America the Beautiful
In 1893, two things inspired Katharine Lee Bates to write “America the Beautiful.” During summer vacation from her college teaching job, she visited Colorado and went to the top of Pike’s Peak. Later that year she went to Chicago to visit the “Columbian Exposition,” a world fair that had opened in 1892 to celebrate the 400th anniversary of Columbus’ first trip to the New World.
In Colorado, she saw the natural grandeur of our country, and in Chicago she saw the possibility for human technological advancement to improve our way of life. Her hymn celebrates both our nation’s God-given gifts of nature and our nation’s God-given technological ingenuity.
For more than 100 years it has been a very popular song, both because of its words, and because it is easy to sing. Some people have even suggested that “America the Beautiful” should replace the “Star Spangled Banner” as our national anthem.
Let’s encourage our Scouts to think seriously about the words as they sing this hymn. Katharine Bates once said, “We must match the greatness of our country with the goodness of personal Godly living,” and that’s the key to “America the Beautiful.”
No person is perfect, and no nation is perfect, and Bates knew this, but she also knew that with God’s help both the people and the nation can become much better than they would be otherwise. With God’s help, we can be useful to God.
Notice that each stanza ends with a prayer for God’s help:
God shed his grace on thee
And crown thy good with brotherhood
From sea to shining sea!
God mend thine every flaw,
Confirm thy soul in self-control,
Thy liberty in law!
May God thy gold refine
Till all success be nobleness
And every gain divine!
Brotherhood is a goal of Scouting. Ask
the Scouts what it would mean for our nation’s goodness to be “crowned”
with brotherhood.
Some people today think it is unpatriotic to say that our nation has flaws, but Bates knew that every country has flaws. Theologians call it “original sin.” Bates suggests that our flaws will be less serious if God helps us live lives of self-control in a nation of God-inspired good laws. That kind of self-control is what the Scout Oath and Law are about.
Scouts may need to have metal refining explained to them. Thousands of years ago the process of heating ore to get pure gold or copper or iron was a great technological advancement, and it led people to think about how God works with us. We all go through difficult times in our lives. After the difficulties are over, we often realize that we are better people because of the difficulties. In a sense, we are like ore that has been refined in a fire.
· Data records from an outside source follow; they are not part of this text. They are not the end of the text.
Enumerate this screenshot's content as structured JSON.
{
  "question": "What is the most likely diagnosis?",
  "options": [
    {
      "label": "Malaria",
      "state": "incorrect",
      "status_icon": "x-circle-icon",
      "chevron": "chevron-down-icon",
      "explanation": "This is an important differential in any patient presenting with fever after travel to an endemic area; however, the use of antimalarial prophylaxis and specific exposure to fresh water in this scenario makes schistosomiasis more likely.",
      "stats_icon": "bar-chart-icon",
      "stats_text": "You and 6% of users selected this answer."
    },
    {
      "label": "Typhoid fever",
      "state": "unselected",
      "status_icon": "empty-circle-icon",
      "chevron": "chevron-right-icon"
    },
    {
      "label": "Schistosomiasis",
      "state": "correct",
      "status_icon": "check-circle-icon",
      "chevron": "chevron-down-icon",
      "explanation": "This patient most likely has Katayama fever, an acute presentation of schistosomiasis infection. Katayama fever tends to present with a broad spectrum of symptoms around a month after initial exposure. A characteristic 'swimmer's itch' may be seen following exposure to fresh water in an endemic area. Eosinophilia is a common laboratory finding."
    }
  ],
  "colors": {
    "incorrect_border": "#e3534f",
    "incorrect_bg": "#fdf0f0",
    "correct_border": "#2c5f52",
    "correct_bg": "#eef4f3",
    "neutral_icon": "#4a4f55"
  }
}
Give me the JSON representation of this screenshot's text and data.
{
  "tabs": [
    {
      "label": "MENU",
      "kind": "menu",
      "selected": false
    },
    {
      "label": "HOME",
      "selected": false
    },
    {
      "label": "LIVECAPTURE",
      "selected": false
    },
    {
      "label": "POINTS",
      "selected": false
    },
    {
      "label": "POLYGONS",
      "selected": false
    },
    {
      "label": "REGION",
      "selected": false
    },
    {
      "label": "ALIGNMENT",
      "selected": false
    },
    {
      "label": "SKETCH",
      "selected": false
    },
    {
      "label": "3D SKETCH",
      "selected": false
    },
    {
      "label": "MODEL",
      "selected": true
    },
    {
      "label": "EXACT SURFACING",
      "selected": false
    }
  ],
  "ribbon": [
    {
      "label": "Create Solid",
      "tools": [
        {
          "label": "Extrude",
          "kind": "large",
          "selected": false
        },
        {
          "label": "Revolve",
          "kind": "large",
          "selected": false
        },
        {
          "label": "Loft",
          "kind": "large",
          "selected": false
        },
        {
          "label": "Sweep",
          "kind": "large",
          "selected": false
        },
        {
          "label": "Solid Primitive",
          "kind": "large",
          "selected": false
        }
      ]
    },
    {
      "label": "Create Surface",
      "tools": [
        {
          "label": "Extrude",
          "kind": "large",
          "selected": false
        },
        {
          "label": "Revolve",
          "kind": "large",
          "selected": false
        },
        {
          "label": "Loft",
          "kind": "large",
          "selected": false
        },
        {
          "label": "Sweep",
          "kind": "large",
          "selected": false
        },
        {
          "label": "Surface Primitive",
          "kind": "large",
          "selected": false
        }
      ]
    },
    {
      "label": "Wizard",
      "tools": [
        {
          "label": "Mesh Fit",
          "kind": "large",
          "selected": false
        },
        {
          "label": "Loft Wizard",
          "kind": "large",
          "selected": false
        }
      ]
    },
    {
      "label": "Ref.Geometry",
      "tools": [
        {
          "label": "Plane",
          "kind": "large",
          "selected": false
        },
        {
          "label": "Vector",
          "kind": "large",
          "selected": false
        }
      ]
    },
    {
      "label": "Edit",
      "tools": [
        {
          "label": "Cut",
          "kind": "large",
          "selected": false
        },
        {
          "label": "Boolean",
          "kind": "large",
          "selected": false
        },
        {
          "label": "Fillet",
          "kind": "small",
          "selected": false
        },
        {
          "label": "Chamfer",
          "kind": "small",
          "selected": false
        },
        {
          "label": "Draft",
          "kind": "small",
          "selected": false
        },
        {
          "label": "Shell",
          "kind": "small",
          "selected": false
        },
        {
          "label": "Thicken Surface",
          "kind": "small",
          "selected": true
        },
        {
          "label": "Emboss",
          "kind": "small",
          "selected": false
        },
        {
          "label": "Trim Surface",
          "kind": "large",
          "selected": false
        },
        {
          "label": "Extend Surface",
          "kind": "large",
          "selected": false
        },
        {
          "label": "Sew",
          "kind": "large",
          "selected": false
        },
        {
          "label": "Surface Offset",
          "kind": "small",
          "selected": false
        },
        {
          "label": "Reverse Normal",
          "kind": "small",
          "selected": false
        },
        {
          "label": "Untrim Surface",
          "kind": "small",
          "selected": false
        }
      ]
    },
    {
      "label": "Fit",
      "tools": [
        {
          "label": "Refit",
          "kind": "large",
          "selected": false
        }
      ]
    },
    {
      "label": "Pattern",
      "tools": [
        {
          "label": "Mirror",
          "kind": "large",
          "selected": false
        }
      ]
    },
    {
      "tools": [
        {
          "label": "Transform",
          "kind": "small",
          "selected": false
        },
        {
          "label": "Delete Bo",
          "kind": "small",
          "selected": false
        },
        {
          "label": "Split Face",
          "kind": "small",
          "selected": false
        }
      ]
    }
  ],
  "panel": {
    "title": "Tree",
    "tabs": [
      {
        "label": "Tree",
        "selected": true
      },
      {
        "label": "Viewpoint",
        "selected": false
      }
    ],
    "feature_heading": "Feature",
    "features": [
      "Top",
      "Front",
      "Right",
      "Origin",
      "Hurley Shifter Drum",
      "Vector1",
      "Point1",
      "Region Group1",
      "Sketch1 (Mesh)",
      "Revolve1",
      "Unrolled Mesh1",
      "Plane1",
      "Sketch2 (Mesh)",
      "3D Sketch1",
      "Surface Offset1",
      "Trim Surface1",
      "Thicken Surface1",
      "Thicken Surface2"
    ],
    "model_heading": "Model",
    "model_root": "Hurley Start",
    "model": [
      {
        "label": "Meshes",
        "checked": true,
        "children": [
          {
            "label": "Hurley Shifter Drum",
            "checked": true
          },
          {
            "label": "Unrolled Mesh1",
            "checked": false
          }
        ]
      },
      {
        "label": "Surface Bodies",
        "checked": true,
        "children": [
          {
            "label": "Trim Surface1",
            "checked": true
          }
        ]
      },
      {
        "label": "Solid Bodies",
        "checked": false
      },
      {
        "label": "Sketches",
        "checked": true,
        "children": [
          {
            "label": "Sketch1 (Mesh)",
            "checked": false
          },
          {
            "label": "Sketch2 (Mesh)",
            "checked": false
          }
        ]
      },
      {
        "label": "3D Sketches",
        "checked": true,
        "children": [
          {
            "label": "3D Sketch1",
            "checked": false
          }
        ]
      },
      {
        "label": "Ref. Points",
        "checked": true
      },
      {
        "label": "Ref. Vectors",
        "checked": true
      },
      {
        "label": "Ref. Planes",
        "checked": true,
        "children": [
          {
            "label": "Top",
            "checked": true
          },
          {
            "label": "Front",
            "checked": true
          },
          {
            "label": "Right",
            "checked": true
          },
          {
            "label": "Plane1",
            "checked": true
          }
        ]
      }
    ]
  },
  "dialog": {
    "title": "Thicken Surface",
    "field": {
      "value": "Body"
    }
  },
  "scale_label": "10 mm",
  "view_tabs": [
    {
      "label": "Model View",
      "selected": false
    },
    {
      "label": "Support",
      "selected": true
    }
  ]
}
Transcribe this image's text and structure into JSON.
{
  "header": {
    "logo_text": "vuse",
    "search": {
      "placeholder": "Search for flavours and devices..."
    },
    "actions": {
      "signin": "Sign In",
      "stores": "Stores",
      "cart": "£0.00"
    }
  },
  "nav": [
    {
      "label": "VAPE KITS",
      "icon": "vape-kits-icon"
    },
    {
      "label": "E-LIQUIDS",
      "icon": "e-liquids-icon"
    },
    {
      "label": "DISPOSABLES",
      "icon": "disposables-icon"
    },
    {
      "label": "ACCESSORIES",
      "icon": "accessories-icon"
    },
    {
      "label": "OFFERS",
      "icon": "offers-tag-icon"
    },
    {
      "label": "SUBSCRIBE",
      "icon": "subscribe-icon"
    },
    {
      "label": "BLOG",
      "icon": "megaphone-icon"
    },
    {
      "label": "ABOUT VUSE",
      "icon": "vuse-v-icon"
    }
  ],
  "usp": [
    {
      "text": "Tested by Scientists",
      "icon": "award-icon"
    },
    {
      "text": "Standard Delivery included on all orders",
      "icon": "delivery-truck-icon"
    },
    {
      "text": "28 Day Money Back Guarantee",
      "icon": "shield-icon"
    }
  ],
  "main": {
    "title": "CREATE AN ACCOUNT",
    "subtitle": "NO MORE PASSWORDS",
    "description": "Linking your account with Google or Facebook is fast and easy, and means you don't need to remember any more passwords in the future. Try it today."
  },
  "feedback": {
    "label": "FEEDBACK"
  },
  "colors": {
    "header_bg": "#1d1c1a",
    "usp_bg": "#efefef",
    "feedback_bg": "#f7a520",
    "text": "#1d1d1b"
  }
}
The Old Testament Prophets of God spoke many times about God being a refining fire, testing us and making us better.
The Prophet Zechariah, speaking on behalf of God, said:
“I will test the third that survives and will purify them as silver is purified by fire. I will test them as gold is tested. Then they will pray to me, and I will answer them. I will tell them that they are my people, and they will confess that I am their God.” (Zechariah 13:9, Good News Translation.)
The Prophet Isaiah, speaking on behalf of God about people who would not respond to God’s commands, said:
“I have tested you in the fire of suffering, as silver is refined in a furnace.
But I have found that you are worthless.” (Isaiah 48:10, Good News Translation.)
The Prophet Isaiah, again speaking on behalf of God, also gave this promise:
“When you pass through fire, you will not be burned;
The hard trials that come will not hurt you.” (Isaiah 43:2b, Good News Translation.)
Katherine Lee Bates knew the Bible very well, and she had the words of the Prophets in mind when she wrote a prayer about God’s refining fire for us to sing.
Scouts want to succeed. They want to earn the rank of Eagle. They want to be selected for Vigil honor in OA. There are many successes they hope for, but if success makes us think we are more important than we really are, then success is worthless. Our success needs to be refined so that it becomes “noble” and “divine.”